National Income Definition & Difference from Personal Income

National Income is the total amount paid to factors of production – land, labour, capital and entrepreneur. It is derived from GNP by subtracting from the latter indirect business taxes and depreciation.

National income also means the value of goods and services produced by a country during a financial year. Thus, it is the net result of all economic activities of any country during a period of one year and is valued in terms of money.

National income is an uncertain term and is often used interchangeably with the national dividend, national output, and national expenditure. The understanding the national income definition can be understood through the following concept:

  • Gross Domestic Product (GDP)

This is the monetary value of all goods and services produced in an economy, irrespective of the nationalities of those who produced them, over a given period of time, usually a year.

  • Gross National Product (GNP)

This is the monetary value of goods and services produced by the nationals of a country whether resident within or outside the country. It is simply GDP plus income from abroad (i.e. income earned by nationals of the country resident abroad minus income of foreigners resident within the country).

  • Net National Product (NNP)

This is GNP minus depreciation. It is the value of national product after making allowances for the depreciation of the capital used to produce the output.

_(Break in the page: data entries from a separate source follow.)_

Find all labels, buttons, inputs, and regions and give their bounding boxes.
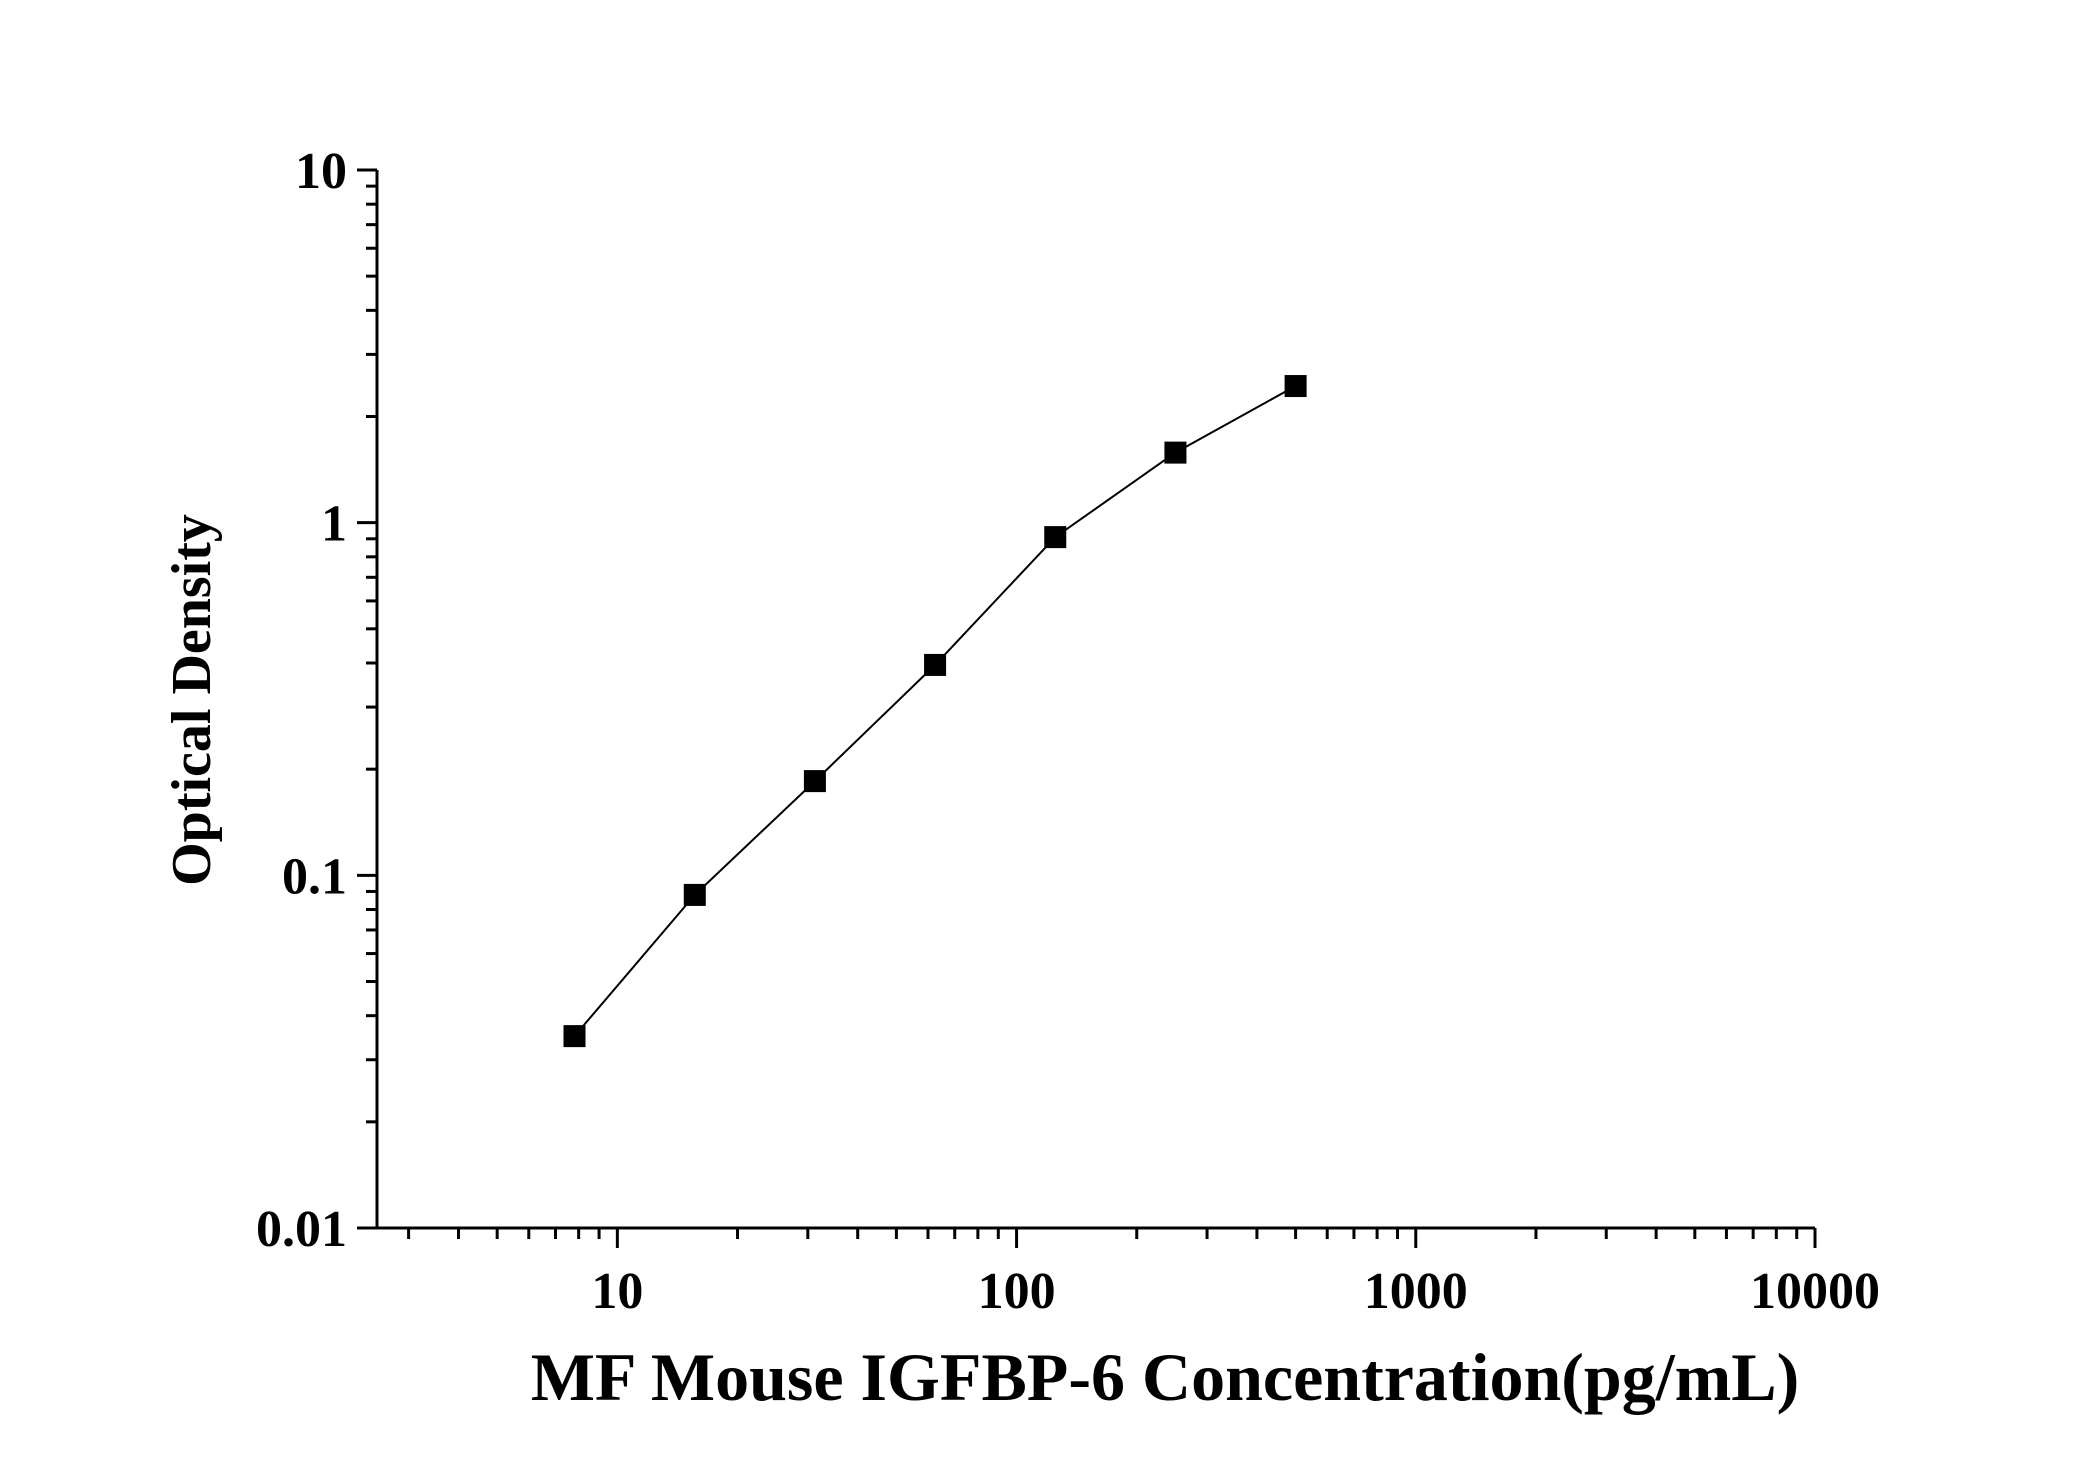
y-axis-title: Optical Density (161, 514, 223, 886)
x-tick-label: 100 (978, 1263, 1056, 1320)
data-point-marker (924, 653, 947, 676)
x-axis-title: MF Mouse IGFBP-6 Concentration(pg/mL) (531, 1339, 1800, 1415)
y-tick-label: 0.01 (256, 1201, 347, 1258)
axis-labels: MF Mouse IGFBP-6 Concentration(pg/mL) Op… (161, 514, 1799, 1415)
series-line (573, 385, 1297, 1037)
data-point-marker (563, 1025, 586, 1048)
axes: 0.01 0.1 1 10 10 100 1000 10000 (256, 143, 1880, 1320)
data-series (563, 375, 1307, 1048)
x-tick-label: 10 (591, 1263, 643, 1320)
y-tick-label: 1 (321, 496, 347, 553)
data-point-marker (683, 883, 706, 906)
y-tick-label: 10 (295, 143, 347, 200)
y-tick-label: 0.1 (282, 848, 347, 905)
data-point-marker (1284, 375, 1307, 398)
data-point-marker (1164, 441, 1187, 464)
data-point-marker (803, 770, 826, 793)
x-tick-label: 10000 (1750, 1263, 1880, 1320)
data-point-marker (1044, 526, 1067, 549)
x-tick-label: 1000 (1364, 1263, 1468, 1320)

Difference  Between National and Personal Income

The National Income is the total amount of income accruing to a country from economic activities in a years time. It includes payments made to all resources either in the form of wages, interest, rent, and profits.

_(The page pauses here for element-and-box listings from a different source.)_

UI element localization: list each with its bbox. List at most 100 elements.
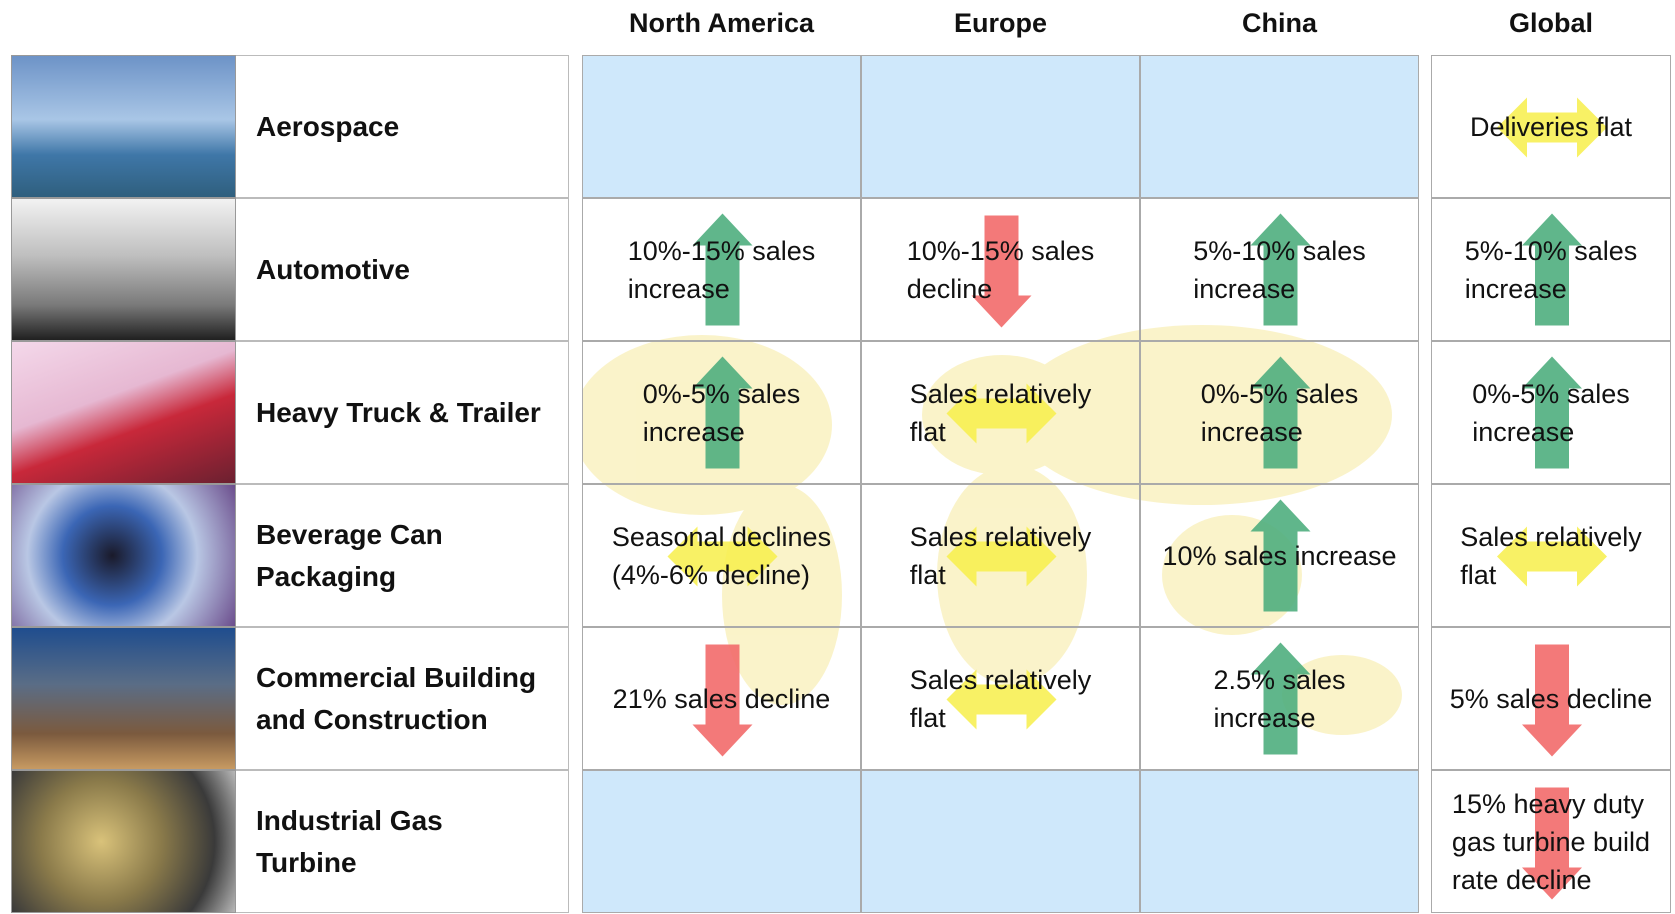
cell-text: 0%-5% sales increase <box>1472 375 1630 451</box>
trend-cell: Sales relatively flat <box>861 341 1140 484</box>
trend-cell: 5% sales decline <box>1431 627 1671 770</box>
cell-line: Sales relatively <box>1460 521 1642 552</box>
cell-line: gas turbine build <box>1451 826 1651 857</box>
cell-line: 5% sales decline <box>1449 683 1653 714</box>
up-arrow <box>1250 499 1311 612</box>
up-arrow <box>692 356 753 469</box>
sector-photo <box>11 341 236 484</box>
trend-cell: 10% sales increase <box>1140 484 1419 627</box>
sector-text: Beverage Can <box>256 518 443 550</box>
sector-text: Automotive <box>256 253 410 285</box>
cell-line: 2.5% sales <box>1213 664 1346 695</box>
sector-text: Aerospace <box>256 110 400 142</box>
column-header: China <box>1241 8 1317 38</box>
cell-line: rate decline <box>1451 864 1592 895</box>
sector-photo <box>11 627 236 770</box>
cell-line: flat <box>1460 559 1497 590</box>
up-arrow <box>692 213 753 326</box>
cell-text: Seasonal declines (4%-6% decline) <box>612 518 831 594</box>
arrow-layer <box>946 526 1057 587</box>
trend-cell: 21% sales decline <box>582 627 861 770</box>
sector-photo <box>11 484 236 627</box>
arrow-layer <box>946 383 1057 444</box>
cell-line: flat <box>909 559 946 590</box>
sector-label: Heavy Truck & Trailer <box>236 341 569 484</box>
arrow-layer <box>1250 642 1311 755</box>
sector-photo <box>11 770 236 913</box>
arrow-layer <box>692 213 753 326</box>
cell-text: Sales relatively flat <box>1460 518 1642 594</box>
cell-text: 0%-5% sales increase <box>1201 375 1359 451</box>
cell-text: Sales relatively flat <box>910 661 1092 737</box>
cell-line: 10% sales increase <box>1162 540 1397 571</box>
cell-text: 10%-15% sales decline <box>907 232 1095 308</box>
cell-text: 5%-10% sales increase <box>1465 232 1638 308</box>
trend-cell: 2.5% sales increase <box>1140 627 1419 770</box>
sector-label: Aerospace <box>236 55 569 198</box>
sector-label: Automotive <box>236 198 569 341</box>
cell-text: Sales relatively flat <box>910 375 1092 451</box>
cell-line: flat <box>909 702 946 733</box>
cell-line: 21% sales decline <box>612 683 831 714</box>
cell-text: 21% sales decline <box>613 680 831 718</box>
cell-text: 15% heavy duty gas turbine build rate decl… <box>1452 785 1650 899</box>
trend-cell: 5%-10% sales increase <box>1431 198 1671 341</box>
cell-line: decline <box>906 273 993 304</box>
up-arrow <box>1250 642 1311 755</box>
cell-line: Sales relatively <box>909 378 1092 409</box>
trend-cell: 0%-5% sales increase <box>1140 341 1419 484</box>
cell-line: (4%-6% decline) <box>611 559 811 590</box>
cell-line: increase <box>1200 416 1303 447</box>
sector-text: Industrial Gas <box>256 804 443 836</box>
arrow-layer <box>1250 356 1311 469</box>
column-header: Europe <box>953 8 1047 38</box>
cell-line: 0%-5% sales <box>1472 378 1630 409</box>
column-header: North America <box>628 8 815 38</box>
flat-arrow <box>667 526 778 587</box>
sector-photo <box>11 55 236 198</box>
up-arrow <box>1250 356 1311 469</box>
arrow-layer <box>1522 356 1582 469</box>
arrow-layer <box>1522 787 1582 900</box>
cell-line: 5%-10% sales <box>1193 235 1366 266</box>
cell-text: Deliveries flat <box>1470 108 1632 146</box>
cell-line: Sales relatively <box>909 521 1092 552</box>
arrow-layer <box>1250 499 1311 612</box>
up-arrow <box>1522 213 1582 326</box>
down-arrow <box>971 215 1032 328</box>
arrow-layer <box>1497 97 1607 158</box>
arrow-layer <box>1522 213 1582 326</box>
cell-text: 10% sales increase <box>1162 537 1396 575</box>
cell-line: Sales relatively <box>909 664 1092 695</box>
sector-text: and Construction <box>256 703 488 735</box>
trend-cell <box>582 770 861 913</box>
cell-line: increase <box>1213 702 1316 733</box>
trend-cell: 0%-5% sales increase <box>1431 341 1671 484</box>
cell-text: 5% sales decline <box>1450 680 1653 718</box>
flat-arrow <box>1497 97 1607 158</box>
trend-cell: 0%-5% sales increase <box>582 341 861 484</box>
cell-line: 5%-10% sales <box>1464 235 1638 266</box>
down-arrow <box>692 644 753 757</box>
down-arrow <box>1522 787 1582 900</box>
trend-cell: Sales relatively flat <box>1431 484 1671 627</box>
cell-line: 10%-15% sales <box>906 235 1095 266</box>
trend-cell: Sales relatively flat <box>861 484 1140 627</box>
flat-arrow <box>946 383 1057 444</box>
trend-cell: 10%-15% sales decline <box>861 198 1140 341</box>
cell-line: increase <box>1193 273 1296 304</box>
up-arrow <box>1250 213 1311 326</box>
trend-cell <box>582 55 861 198</box>
trend-cell: Deliveries flat <box>1431 55 1671 198</box>
cell-text: Sales relatively flat <box>910 518 1092 594</box>
sector-text: Heavy Truck & Trailer <box>256 396 541 428</box>
flat-arrow <box>1497 526 1607 587</box>
arrow-layer <box>1522 644 1582 757</box>
trend-cell <box>861 55 1140 198</box>
sector-label: Industrial Gas Turbine <box>236 770 569 913</box>
sector-text: Commercial Building <box>256 661 537 693</box>
arrow-layer <box>1250 213 1311 326</box>
cell-text: 0%-5% sales increase <box>643 375 801 451</box>
arrow-layer <box>1497 526 1607 587</box>
arrow-layer <box>692 644 753 757</box>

The progress of a country can be determined by the growth of the national income of the country.

In most countries today, an examination of the country’s GNP for various years will show the fluctuations which take place in these countries. A period of rising GNP followed by another period of declining GNP and so on; however, these fluctuations, cause serious strains on the economy.

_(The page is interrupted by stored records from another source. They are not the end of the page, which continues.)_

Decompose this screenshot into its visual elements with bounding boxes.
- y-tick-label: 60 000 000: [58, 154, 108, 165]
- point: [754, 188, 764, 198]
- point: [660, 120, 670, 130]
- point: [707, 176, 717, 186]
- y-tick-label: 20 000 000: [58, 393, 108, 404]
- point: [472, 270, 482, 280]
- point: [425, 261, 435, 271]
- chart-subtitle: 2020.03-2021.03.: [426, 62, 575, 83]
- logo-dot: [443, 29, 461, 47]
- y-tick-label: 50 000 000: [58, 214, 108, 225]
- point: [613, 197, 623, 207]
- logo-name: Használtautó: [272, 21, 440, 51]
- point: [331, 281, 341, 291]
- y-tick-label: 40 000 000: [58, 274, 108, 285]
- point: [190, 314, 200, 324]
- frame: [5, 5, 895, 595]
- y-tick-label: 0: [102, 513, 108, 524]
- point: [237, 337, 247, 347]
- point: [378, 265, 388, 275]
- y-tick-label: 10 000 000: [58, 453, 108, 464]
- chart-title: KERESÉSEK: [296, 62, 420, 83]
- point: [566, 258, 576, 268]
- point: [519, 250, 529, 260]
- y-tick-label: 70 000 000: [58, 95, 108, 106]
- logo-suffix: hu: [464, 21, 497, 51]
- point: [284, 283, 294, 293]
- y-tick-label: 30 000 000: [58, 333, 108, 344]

Therefore, this kind of income serves as an indicator of the nation’s economic activity. It can be calculated by three methods such as income method, value-added method, and expenditure method.

Income method is mainly based on the incomes generated by the factors of production such as labour and land. The expenditure method is based on investment and consumption, while the value-added method is mostly based on the value added to a product during the stages of production.

Personal income is the total amount an average individual receives as income. It differs from national income in two ways. First, some people who have a claim on income do not actually receive it. For example, although all the profit of a firm belongs to the owners, not all of this is eventually paid out to them. Second, some people receive income that is not obtained in exchange for services rendered.

To reconcile personal income and national income, you subtract corporate profits from national income, and add dividends to the result. Then you must deduct contributions for social insurance and add government and business transfer payments.